Because Burma's various ethnicities are
indiscriminately killed, extorted or forced off land, the larger
ethnic groups maintain their own guerilla armies for protection.
With looming 2010 elections, which rulers
hope will lend the nation an air of legitimacy, the junta hopes
to co-opt separatist armies willing to sign ceasefire agreements
- and chase out groups that prove stubborn. The Karen National
Union, the junta said through state media, still refuses to "enter
the legal fold."
The latest attacks have crowded Karen-friendly
camps in Thailand.
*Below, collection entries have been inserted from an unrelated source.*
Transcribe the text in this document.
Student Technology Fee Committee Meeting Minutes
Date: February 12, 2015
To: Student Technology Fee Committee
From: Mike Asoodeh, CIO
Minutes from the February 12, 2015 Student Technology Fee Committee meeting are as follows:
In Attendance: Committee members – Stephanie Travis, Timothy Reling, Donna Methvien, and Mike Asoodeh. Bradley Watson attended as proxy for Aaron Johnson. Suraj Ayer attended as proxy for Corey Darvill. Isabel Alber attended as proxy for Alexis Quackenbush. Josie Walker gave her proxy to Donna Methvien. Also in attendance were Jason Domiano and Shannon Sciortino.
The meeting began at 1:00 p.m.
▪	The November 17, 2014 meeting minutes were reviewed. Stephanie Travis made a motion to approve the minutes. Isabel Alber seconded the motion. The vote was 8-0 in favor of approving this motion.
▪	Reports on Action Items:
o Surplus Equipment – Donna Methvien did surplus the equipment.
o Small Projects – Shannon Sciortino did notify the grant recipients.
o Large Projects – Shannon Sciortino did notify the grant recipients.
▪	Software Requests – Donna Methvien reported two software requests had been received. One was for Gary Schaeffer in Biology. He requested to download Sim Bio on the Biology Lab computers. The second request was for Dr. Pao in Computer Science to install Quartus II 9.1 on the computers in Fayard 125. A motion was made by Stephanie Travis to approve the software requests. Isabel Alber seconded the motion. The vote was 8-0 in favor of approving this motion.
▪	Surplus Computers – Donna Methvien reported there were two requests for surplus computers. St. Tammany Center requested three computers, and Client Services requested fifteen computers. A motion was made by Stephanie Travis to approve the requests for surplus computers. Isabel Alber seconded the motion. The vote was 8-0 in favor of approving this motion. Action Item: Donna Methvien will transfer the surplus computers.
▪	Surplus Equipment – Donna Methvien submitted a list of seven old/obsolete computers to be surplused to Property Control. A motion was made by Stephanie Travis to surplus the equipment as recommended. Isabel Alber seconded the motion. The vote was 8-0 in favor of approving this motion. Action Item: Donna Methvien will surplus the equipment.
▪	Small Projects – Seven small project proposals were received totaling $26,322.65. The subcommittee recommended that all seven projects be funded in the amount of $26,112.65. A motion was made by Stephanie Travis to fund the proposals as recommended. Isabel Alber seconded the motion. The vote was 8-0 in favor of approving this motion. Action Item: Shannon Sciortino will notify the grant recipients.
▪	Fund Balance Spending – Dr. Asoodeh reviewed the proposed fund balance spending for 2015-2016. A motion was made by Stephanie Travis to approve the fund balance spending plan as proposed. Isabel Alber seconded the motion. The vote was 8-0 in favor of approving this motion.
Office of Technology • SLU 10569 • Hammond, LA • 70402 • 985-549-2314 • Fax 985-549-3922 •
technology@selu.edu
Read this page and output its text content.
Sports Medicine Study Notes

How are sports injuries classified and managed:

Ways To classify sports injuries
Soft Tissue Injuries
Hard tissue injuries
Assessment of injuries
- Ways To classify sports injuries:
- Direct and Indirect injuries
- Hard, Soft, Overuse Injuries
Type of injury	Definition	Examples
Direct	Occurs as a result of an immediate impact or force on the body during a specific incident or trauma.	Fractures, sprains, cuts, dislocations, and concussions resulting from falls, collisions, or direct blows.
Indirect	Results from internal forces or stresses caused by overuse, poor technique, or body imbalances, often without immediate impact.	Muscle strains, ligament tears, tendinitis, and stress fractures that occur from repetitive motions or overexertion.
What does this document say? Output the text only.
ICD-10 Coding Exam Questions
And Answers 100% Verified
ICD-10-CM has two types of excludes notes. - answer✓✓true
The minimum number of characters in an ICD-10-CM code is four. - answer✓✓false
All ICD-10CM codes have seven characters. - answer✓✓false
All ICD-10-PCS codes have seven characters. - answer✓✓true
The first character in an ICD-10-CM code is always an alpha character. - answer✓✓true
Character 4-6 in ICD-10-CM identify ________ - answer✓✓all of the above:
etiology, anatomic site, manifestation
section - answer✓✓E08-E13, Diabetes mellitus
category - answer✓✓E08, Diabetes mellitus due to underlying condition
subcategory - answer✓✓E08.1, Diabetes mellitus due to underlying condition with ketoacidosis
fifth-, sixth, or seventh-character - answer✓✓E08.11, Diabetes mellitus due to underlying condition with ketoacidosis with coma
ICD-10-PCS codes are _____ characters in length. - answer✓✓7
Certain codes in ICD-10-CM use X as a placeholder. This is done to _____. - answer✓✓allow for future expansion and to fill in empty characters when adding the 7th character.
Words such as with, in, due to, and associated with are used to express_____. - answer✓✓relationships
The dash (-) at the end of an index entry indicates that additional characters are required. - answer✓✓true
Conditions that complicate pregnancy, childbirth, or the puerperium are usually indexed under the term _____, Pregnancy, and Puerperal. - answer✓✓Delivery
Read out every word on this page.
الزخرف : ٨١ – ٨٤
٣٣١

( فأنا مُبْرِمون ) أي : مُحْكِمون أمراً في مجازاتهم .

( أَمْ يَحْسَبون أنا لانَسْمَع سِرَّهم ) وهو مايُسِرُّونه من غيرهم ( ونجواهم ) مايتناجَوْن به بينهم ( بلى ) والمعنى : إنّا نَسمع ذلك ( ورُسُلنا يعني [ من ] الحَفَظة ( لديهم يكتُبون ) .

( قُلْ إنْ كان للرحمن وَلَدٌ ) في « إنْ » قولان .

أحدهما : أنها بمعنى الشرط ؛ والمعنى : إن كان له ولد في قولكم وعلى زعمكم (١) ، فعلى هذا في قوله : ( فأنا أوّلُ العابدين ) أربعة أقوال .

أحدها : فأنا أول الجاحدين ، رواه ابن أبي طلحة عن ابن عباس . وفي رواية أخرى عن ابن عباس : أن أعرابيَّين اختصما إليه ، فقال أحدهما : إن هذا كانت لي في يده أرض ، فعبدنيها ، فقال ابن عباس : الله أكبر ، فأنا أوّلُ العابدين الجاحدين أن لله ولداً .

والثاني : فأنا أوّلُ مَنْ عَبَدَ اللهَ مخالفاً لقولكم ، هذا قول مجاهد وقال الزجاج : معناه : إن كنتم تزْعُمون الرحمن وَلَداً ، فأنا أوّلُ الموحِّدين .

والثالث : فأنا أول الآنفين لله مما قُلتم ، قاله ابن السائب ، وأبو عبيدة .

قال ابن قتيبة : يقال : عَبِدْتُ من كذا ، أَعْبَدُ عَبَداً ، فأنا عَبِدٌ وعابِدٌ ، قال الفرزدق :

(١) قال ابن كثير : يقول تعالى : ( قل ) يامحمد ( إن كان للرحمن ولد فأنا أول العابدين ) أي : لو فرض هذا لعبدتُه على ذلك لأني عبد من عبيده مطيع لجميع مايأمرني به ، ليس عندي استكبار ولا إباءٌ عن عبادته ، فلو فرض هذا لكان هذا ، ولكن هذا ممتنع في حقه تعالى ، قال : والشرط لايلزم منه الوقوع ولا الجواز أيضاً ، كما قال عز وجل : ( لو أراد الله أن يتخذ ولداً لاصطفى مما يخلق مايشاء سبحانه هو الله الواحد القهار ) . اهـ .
Many villagers fear the Democratic Karen Buddhist
Army will slip across the border - a narrow river - and attack
them in Thailand, according to the Karen Human Rights Group.
Thai army leaders have also complained
of the strain caused by the Karen influx. But with no longterm
right to remain in Thailand, and with war raging in their home
territory, many Karen are being rendered stateless. "The
Burmese coming into Thailand are seen by the army as a national
security threat," said Jackie Pollack, director of the Thailand-based
Migrant Assistance Program.
Extortion and attacks in Karen territory
began to intensify last year, according to the Karen Human Rights
Group. The group expects the Burmese military, allied with Democratic
Karen Buddhist Army, to ratchet up the war against Karen separatists
as elections draw nearer.
These attacks are not "isolated events,"
said Stephen Hull, a researcher with the rights group. "They
happen in a clear political context."